Re: PROPOSAL: i74: Encoding for non-ASCII headers from Stefan Eissing on 2008-03-28 (ietf-http-wg@w3.org from January to March 2008)

From: Stefan Eissing <stefan.eissing@greenbytes.de>
Date: Fri, 28 Mar 2008 11:48:17 +0100
To: Jamie Lokier <jamie@shareable.org>
Cc: Mark Nottingham <mnot@mnot.net>, HTTP Working Group <ietf-http-wg@w3.org>
Message-Id: <530A1ADB-8F58-493D-9DF6-8D3B404D2CB3@greenbytes.de>

Am 28.03.2008 um 10:45 schrieb Jamie Lokier:

> Stefan Eissing wrote:
>>> 1) Change the character encoding on the wire to UTF-8
>>
>> -1
>> [...]
> So, in the case of receiving RFC2047 _or_ binary UTF-8, HTTP
> implementations using character strings internally will actually pass
> character sequences which aren't the intended "meaningful" characters,
> except for those in the US-ASCII subset.
>
> In that respect, binary UTF-8 on the wire doesn't change anything from
> the present situation with RFC2047 :-)

You are correct that the information would still be there. And it is  
tempting to shoot for UTF-8.

My personal feeling remains however that there is not enough to be  
gained here for introducing heuristics on char-encoding detection. If  
we follow your scenario, users of a http client API would have to  
check heuristically if the characters received as header values are  
valid UTF-8 sequence when 8859-1 converted back to octets. Next is a  
release of the HTTP client library which would need to do the same on  
the received octets. And everyone will keep their fingers crossed  
that they do not encounter an intermediary that makes some "security  
filtering" on HTTP headers and screws it up.

The atom "slug header" approach makes more sense to me.

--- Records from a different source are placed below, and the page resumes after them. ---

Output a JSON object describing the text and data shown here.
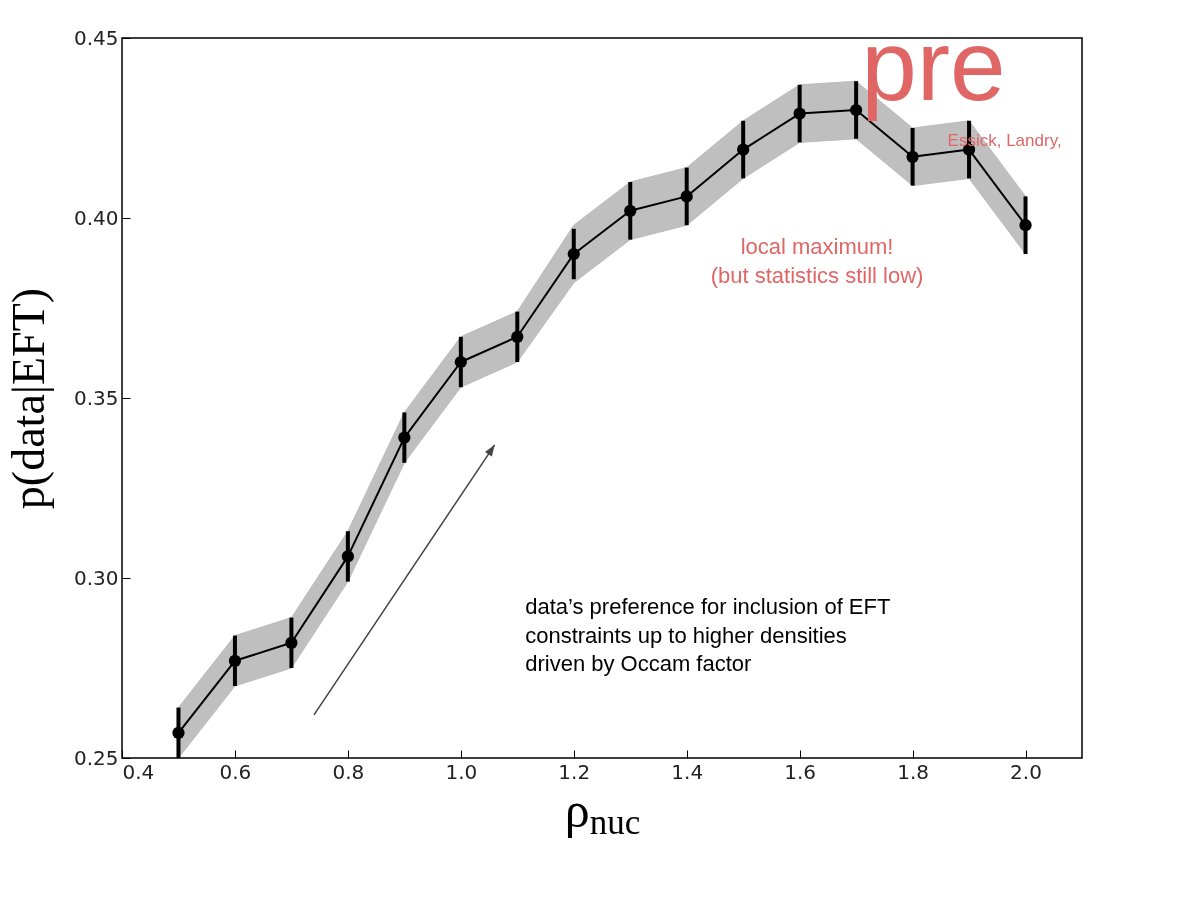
{
  "chart_data": {
    "type": "line",
    "xlabel": "ρ$_{nuc}$",
    "ylabel": "p(data|EFT)",
    "x": [
      0.5,
      0.6,
      0.7,
      0.8,
      0.9,
      1.0,
      1.1,
      1.2,
      1.3,
      1.4,
      1.5,
      1.6,
      1.7,
      1.8,
      1.9,
      2.0
    ],
    "series": [
      {
        "color": "#000000",
        "values": [
          0.257,
          0.277,
          0.282,
          0.306,
          0.339,
          0.36,
          0.367,
          0.39,
          0.402,
          0.406,
          0.419,
          0.429,
          0.43,
          0.417,
          0.419,
          0.398
        ],
        "errors": [
          0.007,
          0.007,
          0.007,
          0.007,
          0.007,
          0.007,
          0.007,
          0.007,
          0.008,
          0.008,
          0.008,
          0.008,
          0.008,
          0.008,
          0.008,
          0.008
        ],
        "lower": [
          0.25,
          0.27,
          0.275,
          0.299,
          0.332,
          0.353,
          0.36,
          0.382,
          0.394,
          0.398,
          0.411,
          0.421,
          0.422,
          0.409,
          0.411,
          0.39
        ],
        "upper": [
          0.264,
          0.284,
          0.289,
          0.313,
          0.346,
          0.367,
          0.374,
          0.398,
          0.41,
          0.414,
          0.427,
          0.437,
          0.438,
          0.425,
          0.427,
          0.406
        ]
      }
    ],
    "marker": "circle",
    "line_style": "solid",
    "grid": false,
    "xlim": [
      0.4,
      2.1
    ],
    "xticks": [
      {
        "value": 0.4,
        "label": "0.4"
      },
      {
        "value": 0.6,
        "label": "0.6"
      },
      {
        "value": 0.8,
        "label": "0.8"
      },
      {
        "value": 1.0,
        "label": "1.0"
      },
      {
        "value": 1.2,
        "label": "1.2"
      },
      {
        "value": 1.4,
        "label": "1.4"
      },
      {
        "value": 1.6,
        "label": "1.6"
      },
      {
        "value": 1.8,
        "label": "1.8"
      },
      {
        "value": 2.0,
        "label": "2.0"
      }
    ],
    "ylim": [
      0.25,
      0.45
    ],
    "yticks": [
      {
        "value": 0.25,
        "label": "0.25"
      },
      {
        "value": 0.3,
        "label": "0.30"
      },
      {
        "value": 0.35,
        "label": "0.35"
      },
      {
        "value": 0.4,
        "label": "0.40"
      },
      {
        "value": 0.45,
        "label": "0.45"
      }
    ],
    "annotations": [
      "local maximum!\n(but statistics still low)",
      "data’s preference for inclusion of EFT\nconstraints up to higher densities\ndriven by Occam factor",
      "pre",
      "Essick, Landry,"
    ]
  }
}
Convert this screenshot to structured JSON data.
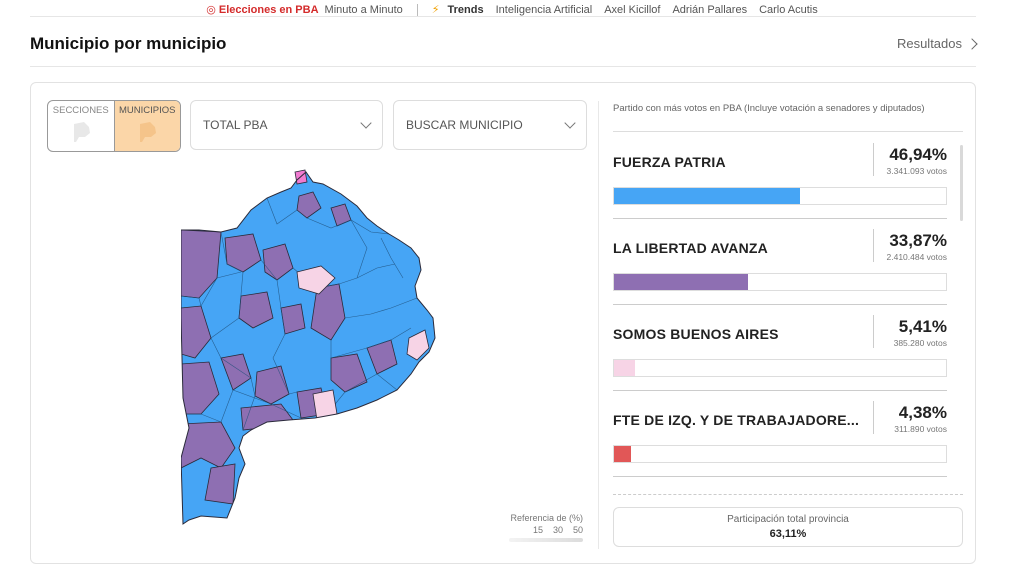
{
  "ticker": {
    "live_label": "◎ Elecciones en PBA",
    "live_sub": "Minuto a Minuto",
    "trends_label": "Trends",
    "trend_links": [
      "Inteligencia Artificial",
      "Axel Kicillof",
      "Adrián Pallares",
      "Carlo Acutis"
    ]
  },
  "section": {
    "title": "Municipio por municipio",
    "results_link": "Resultados"
  },
  "toggle": {
    "secciones": "SECCIONES",
    "municipios": "MUNICIPIOS",
    "active": "municipios"
  },
  "filters": {
    "region": "TOTAL PBA",
    "search": "BUSCAR MUNICIPIO"
  },
  "legend": {
    "title": "Referencia de (%)",
    "ticks": [
      "15",
      "30",
      "50"
    ]
  },
  "panel": {
    "header": "Partido con más votos en PBA (Incluye votación a senadores y diputados)"
  },
  "parties": [
    {
      "name": "FUERZA PATRIA",
      "pct": "46,94%",
      "votes": "3.341.093 votos",
      "share": 0.4694,
      "color": "#46a5f5"
    },
    {
      "name": "LA LIBERTAD AVANZA",
      "pct": "33,87%",
      "votes": "2.410.484 votos",
      "share": 0.3387,
      "color": "#8e6fb2"
    },
    {
      "name": "SOMOS BUENOS AIRES",
      "pct": "5,41%",
      "votes": "385.280 votos",
      "share": 0.0541,
      "color": "#f7d4e6"
    },
    {
      "name": "FTE DE IZQ. Y DE TRABAJADORE...",
      "pct": "4,38%",
      "votes": "311.890 votos",
      "share": 0.0438,
      "color": "#e15757"
    }
  ],
  "participation": {
    "label": "Participación total provincia",
    "value": "63,11%"
  },
  "colors": {
    "fuerza_patria": "#46a5f5",
    "libertad_avanza": "#8e6fb2",
    "somos": "#f7d4e6",
    "pink": "#f07ad0",
    "accent_red": "#d42b2b",
    "toggle_active": "#fbd6a8"
  }
}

It keeps HTTP  
header handling less complicated at the cost of a few more octets on  
the wire. And yes, I am all for deprecating anything but ascii in  
header values.

//Stefan

--
<green/>bytes GmbH, Hafenweg 16, D-48155 Münster, Germany
Amtsgericht Münster: HRB5782

Received on Friday, 28 March 2008 10:49:02 UTC